Saranno circa 3 milioni e settecentomila gli italiani che sceglieranno di trascorrere ferragosto nel verde, non si toccheranno quindi i 4 milioni di presenze registrate nel 2008. Ad attenderli, oltre alla natura, saranno circa centomila le aziende agricole italiane dove sarà possibile acquistare direttamente, dal produttore al consumatore, alimenti di qualità a prezzi convenienti.
E' quanto stima la Cia-Confederazione italiana agricoltori nel sottolineare che, complice la necessità di risparmiare e la ricerca di qualità, genuinità e freschezza, si registra un crescente interesse per la spesa in campagna dove è possibile fare buoni affari e verificare personalmente la freschezza e l'origine dei prodotti che non sono costretti a subire lunghi tempi di trasporto.

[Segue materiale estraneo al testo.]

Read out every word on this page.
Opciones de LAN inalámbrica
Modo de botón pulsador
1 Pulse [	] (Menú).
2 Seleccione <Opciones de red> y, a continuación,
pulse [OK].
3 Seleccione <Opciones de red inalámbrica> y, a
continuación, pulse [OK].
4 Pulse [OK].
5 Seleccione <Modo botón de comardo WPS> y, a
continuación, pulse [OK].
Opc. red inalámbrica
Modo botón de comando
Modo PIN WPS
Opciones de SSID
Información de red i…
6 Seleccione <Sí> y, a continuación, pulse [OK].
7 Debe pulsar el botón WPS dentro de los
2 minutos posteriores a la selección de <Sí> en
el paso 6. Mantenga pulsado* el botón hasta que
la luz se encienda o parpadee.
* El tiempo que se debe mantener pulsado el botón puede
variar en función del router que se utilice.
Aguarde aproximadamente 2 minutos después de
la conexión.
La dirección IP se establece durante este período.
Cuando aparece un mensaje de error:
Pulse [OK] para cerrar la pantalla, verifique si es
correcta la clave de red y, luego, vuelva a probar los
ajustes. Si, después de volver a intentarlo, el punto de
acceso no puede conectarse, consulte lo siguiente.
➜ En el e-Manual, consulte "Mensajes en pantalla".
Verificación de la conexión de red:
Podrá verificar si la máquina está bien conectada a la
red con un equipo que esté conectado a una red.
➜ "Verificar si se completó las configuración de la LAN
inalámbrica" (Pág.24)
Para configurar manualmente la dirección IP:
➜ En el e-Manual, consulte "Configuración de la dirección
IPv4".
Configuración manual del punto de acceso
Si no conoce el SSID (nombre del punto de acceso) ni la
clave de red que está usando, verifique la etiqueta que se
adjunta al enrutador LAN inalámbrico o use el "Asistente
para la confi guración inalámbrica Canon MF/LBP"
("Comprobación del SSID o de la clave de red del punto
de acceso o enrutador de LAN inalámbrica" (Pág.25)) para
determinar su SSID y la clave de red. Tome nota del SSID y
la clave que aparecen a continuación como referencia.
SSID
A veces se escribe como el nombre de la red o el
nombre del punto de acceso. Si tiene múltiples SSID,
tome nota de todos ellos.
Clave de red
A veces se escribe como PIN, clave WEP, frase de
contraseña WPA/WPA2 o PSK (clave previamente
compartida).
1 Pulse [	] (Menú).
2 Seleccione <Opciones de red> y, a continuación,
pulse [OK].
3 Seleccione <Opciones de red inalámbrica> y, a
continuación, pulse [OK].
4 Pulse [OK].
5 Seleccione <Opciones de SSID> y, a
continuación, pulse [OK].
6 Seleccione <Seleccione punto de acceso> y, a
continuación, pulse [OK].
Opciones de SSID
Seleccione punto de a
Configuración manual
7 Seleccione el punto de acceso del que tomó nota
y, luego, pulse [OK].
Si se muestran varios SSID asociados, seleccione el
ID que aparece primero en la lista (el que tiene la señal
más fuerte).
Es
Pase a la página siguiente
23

Si tratta - spiega la Cia - di una opportunità per i consumatori che possono così garantirsi acquisti genuini ed evitare la nota "lievitazione" dei prezzi dall'origine al consumo, ma anche di una occasione per le impres e agricole che possono vendere senza intermediazioni e far conoscere direttamente le caratteristiche, la stagionalità e il lavoro necessario per realizzare le varie produzioni.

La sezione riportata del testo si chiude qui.